I am using only your first code block, then for Overall duration, I do:
library(data.table)
setDT(df)
df_duration = df[act=="Unemployed",.(duration = .N),by = ID]
the number of unemployment spells is a little bit trickier:
df_spell_count = df[order(ID,date)]
df_spell_count <- df_spell_count[!(is.na(act)|act=="NA")]
df_spell_count[,previous_act := shift(act,1),by = ID]

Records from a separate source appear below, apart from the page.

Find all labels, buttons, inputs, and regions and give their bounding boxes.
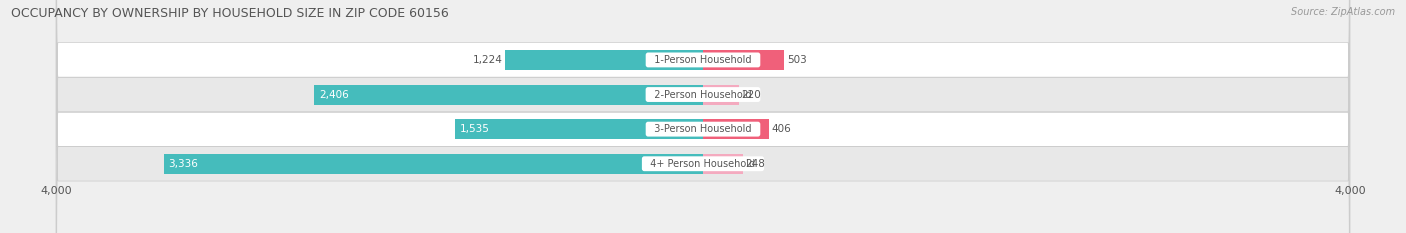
Legend: Owner-occupied, Renter-occupied: Owner-occupied, Renter-occupied — [579, 230, 827, 233]
Text: OCCUPANCY BY OWNERSHIP BY HOUSEHOLD SIZE IN ZIP CODE 60156: OCCUPANCY BY OWNERSHIP BY HOUSEHOLD SIZE… — [11, 7, 449, 20]
Text: 503: 503 — [787, 55, 807, 65]
FancyBboxPatch shape — [56, 0, 1350, 233]
Bar — [314, 85, 703, 105]
Text: 4+ Person Household: 4+ Person Household — [644, 159, 762, 169]
Bar — [703, 85, 738, 105]
Text: 3-Person Household: 3-Person Household — [648, 124, 758, 134]
Text: 248: 248 — [745, 159, 765, 169]
Text: 1,224: 1,224 — [472, 55, 503, 65]
FancyBboxPatch shape — [56, 0, 1350, 233]
Bar — [505, 50, 703, 70]
Bar — [703, 50, 785, 70]
Bar — [163, 154, 703, 174]
FancyBboxPatch shape — [56, 0, 1350, 233]
Text: 220: 220 — [741, 89, 761, 99]
Text: 1-Person Household: 1-Person Household — [648, 55, 758, 65]
Bar — [454, 119, 703, 139]
Bar — [703, 119, 769, 139]
Text: 3,336: 3,336 — [169, 159, 198, 169]
Text: Source: ZipAtlas.com: Source: ZipAtlas.com — [1291, 7, 1395, 17]
Text: 406: 406 — [770, 124, 790, 134]
Text: 2-Person Household: 2-Person Household — [648, 89, 758, 99]
FancyBboxPatch shape — [56, 0, 1350, 233]
Text: 2,406: 2,406 — [319, 89, 349, 99]
Bar — [703, 154, 744, 174]
Text: 1,535: 1,535 — [460, 124, 489, 134]
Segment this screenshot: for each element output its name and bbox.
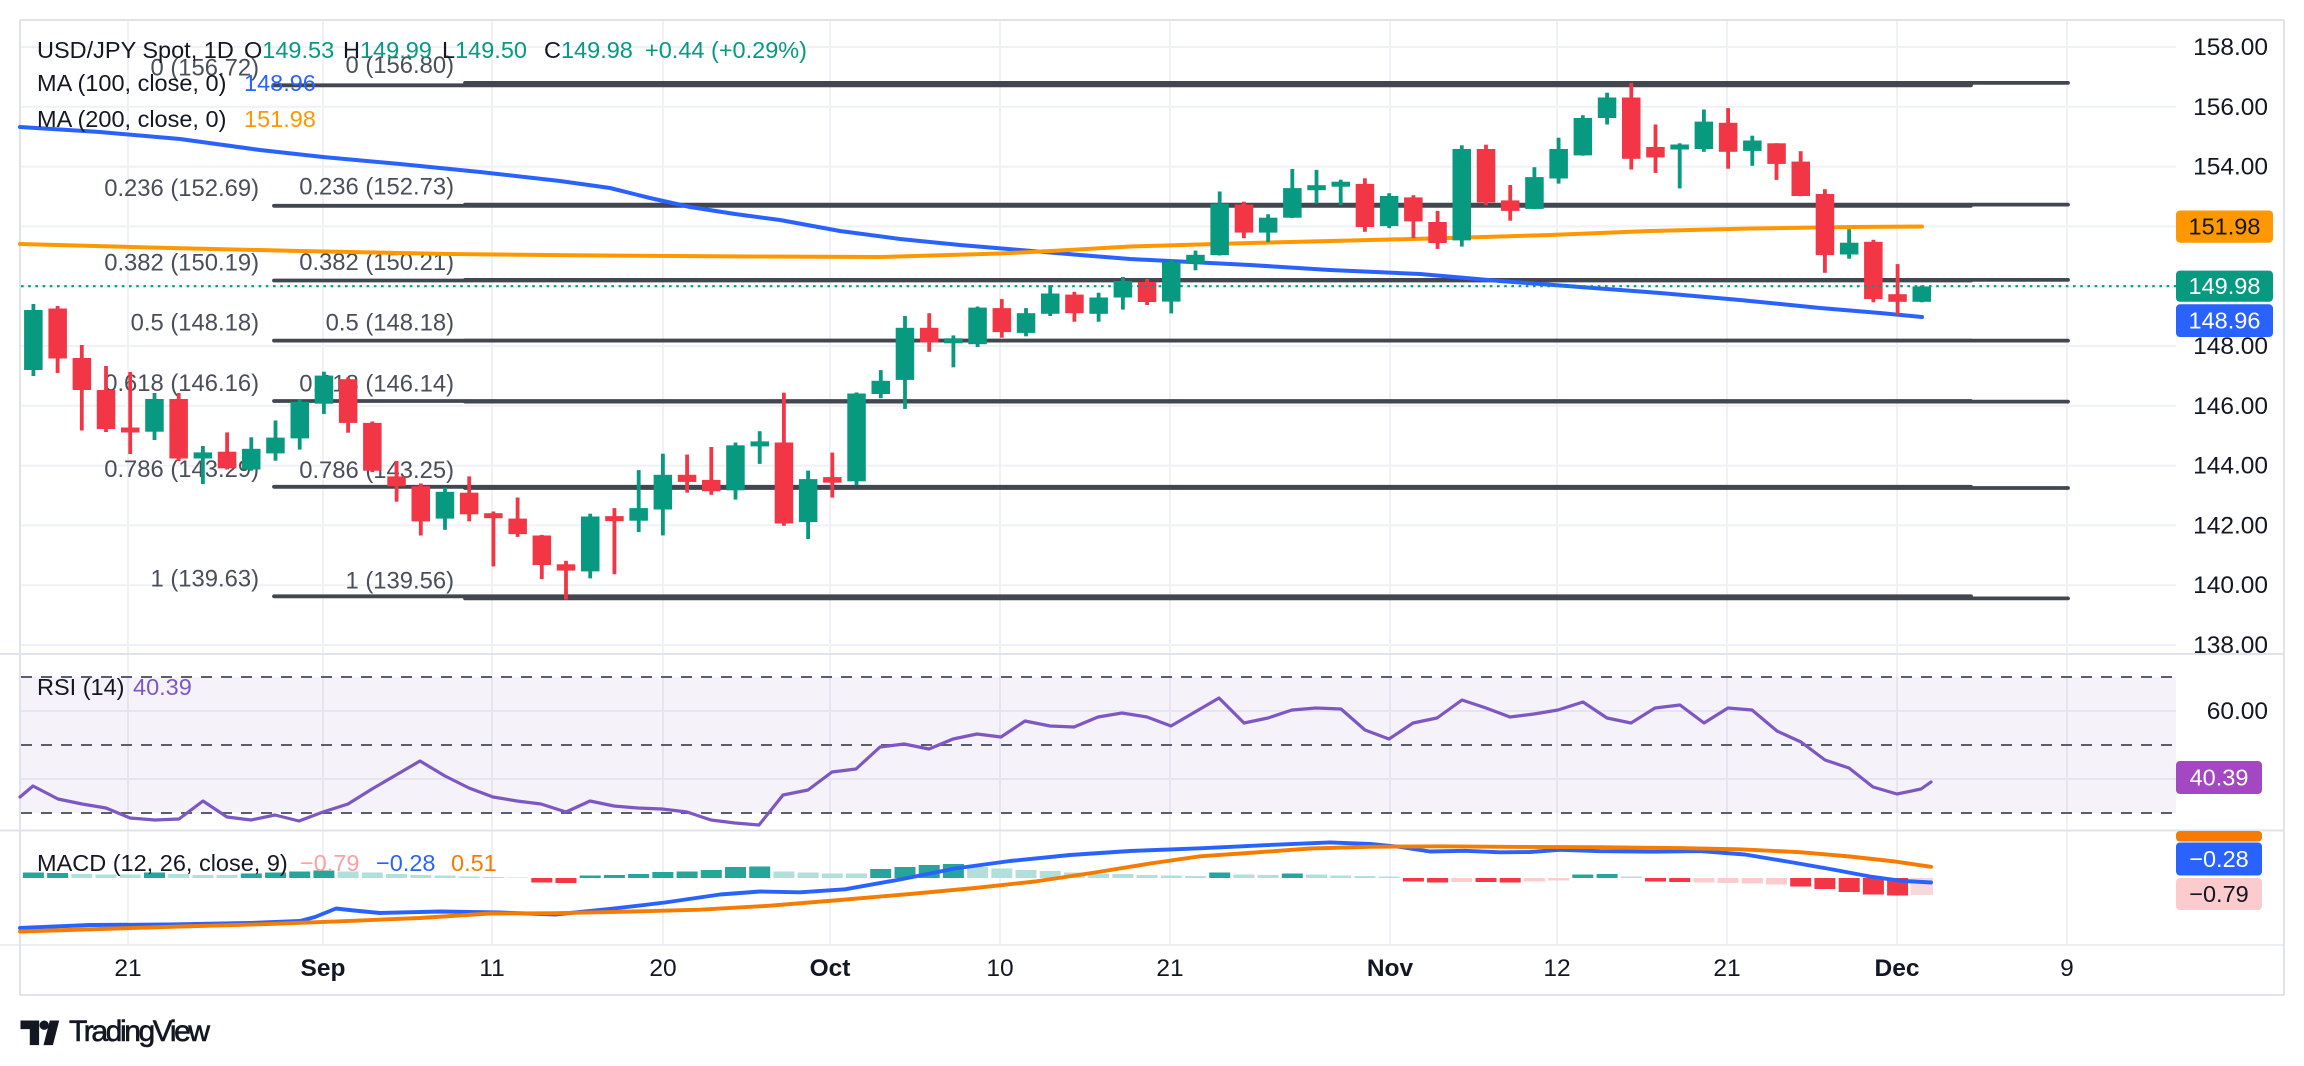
svg-text:L149.50: L149.50 [442,37,527,63]
svg-text:12: 12 [1543,955,1570,982]
svg-text:21: 21 [1156,955,1183,982]
svg-text:11: 11 [479,955,504,982]
svg-text:0.5 (148.18): 0.5 (148.18) [131,310,259,337]
svg-text:TradingView: TradingView [69,1015,210,1048]
svg-text:60.00: 60.00 [2207,698,2268,725]
svg-text:148.96: 148.96 [2189,308,2261,334]
svg-text:142.00: 142.00 [2193,512,2268,539]
svg-text:Nov: Nov [1367,955,1414,982]
svg-text:C149.98: C149.98 [544,37,633,63]
svg-text:149.98: 149.98 [2189,273,2261,299]
svg-text:148.96: 148.96 [244,70,316,96]
svg-text:MA (200, close, 0): MA (200, close, 0) [37,106,226,132]
svg-text:+0.44 (+0.29%): +0.44 (+0.29%) [645,37,807,63]
svg-text:0 (156.80): 0 (156.80) [346,52,454,79]
svg-text:0.51: 0.51 [451,850,497,876]
svg-text:21: 21 [1713,955,1740,982]
svg-text:148.00: 148.00 [2193,333,2268,360]
svg-text:144.00: 144.00 [2193,453,2268,480]
svg-text:−0.28: −0.28 [376,850,435,876]
svg-text:0.236 (152.69): 0.236 (152.69) [104,175,259,202]
svg-text:140.00: 140.00 [2193,572,2268,599]
svg-text:−0.79: −0.79 [300,850,359,876]
svg-text:−0.28: −0.28 [2189,846,2248,872]
svg-text:H149.99: H149.99 [343,37,432,63]
svg-text:158.00: 158.00 [2193,34,2268,61]
svg-text:151.98: 151.98 [244,106,316,132]
svg-text:USD/JPY Spot, 1D: USD/JPY Spot, 1D [37,37,234,63]
svg-text:9: 9 [2060,955,2074,982]
svg-text:21: 21 [114,955,141,982]
svg-text:10: 10 [986,955,1013,982]
svg-text:0.382 (150.19): 0.382 (150.19) [104,250,259,277]
svg-text:O149.53: O149.53 [244,37,334,63]
svg-text:−0.79: −0.79 [2189,881,2248,907]
svg-text:40.39: 40.39 [133,674,192,700]
svg-text:1 (139.63): 1 (139.63) [151,565,259,592]
svg-text:1 (139.56): 1 (139.56) [346,567,454,594]
svg-text:0.236 (152.73): 0.236 (152.73) [299,174,454,201]
svg-text:0.618 (146.16): 0.618 (146.16) [104,370,259,397]
svg-text:151.98: 151.98 [2189,214,2261,240]
svg-text:0.5 (148.18): 0.5 (148.18) [326,310,454,337]
svg-text:Oct: Oct [810,955,851,982]
svg-text:138.00: 138.00 [2193,632,2268,659]
svg-text:MA (100, close, 0): MA (100, close, 0) [37,70,226,96]
svg-text:Dec: Dec [1875,955,1920,982]
svg-text:20: 20 [649,955,676,982]
svg-text:154.00: 154.00 [2193,154,2268,181]
svg-text:0 (156.72): 0 (156.72) [151,54,259,81]
svg-text:40.39: 40.39 [2190,765,2249,791]
svg-text:146.00: 146.00 [2193,393,2268,420]
svg-text:Sep: Sep [301,955,346,982]
svg-text:156.00: 156.00 [2193,94,2268,121]
svg-text:MACD (12, 26, close, 9): MACD (12, 26, close, 9) [37,850,288,876]
svg-text:RSI (14): RSI (14) [37,674,125,700]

df_spell_count<-df_spell_count[act =="Unemployed" & (previous_act!="Unemployed" | is.na(previous_act))]
df_spell_count<-df_spell_count[,.(spell_count =.N),by = ID]
If you want to merge both things, just:
df_stats <- merge(df_duration,df_spell_count, by = "ID", all.x = TRUE,all.y = TRUE)
Observe that this df does not contain rows for those users without unemployment periods.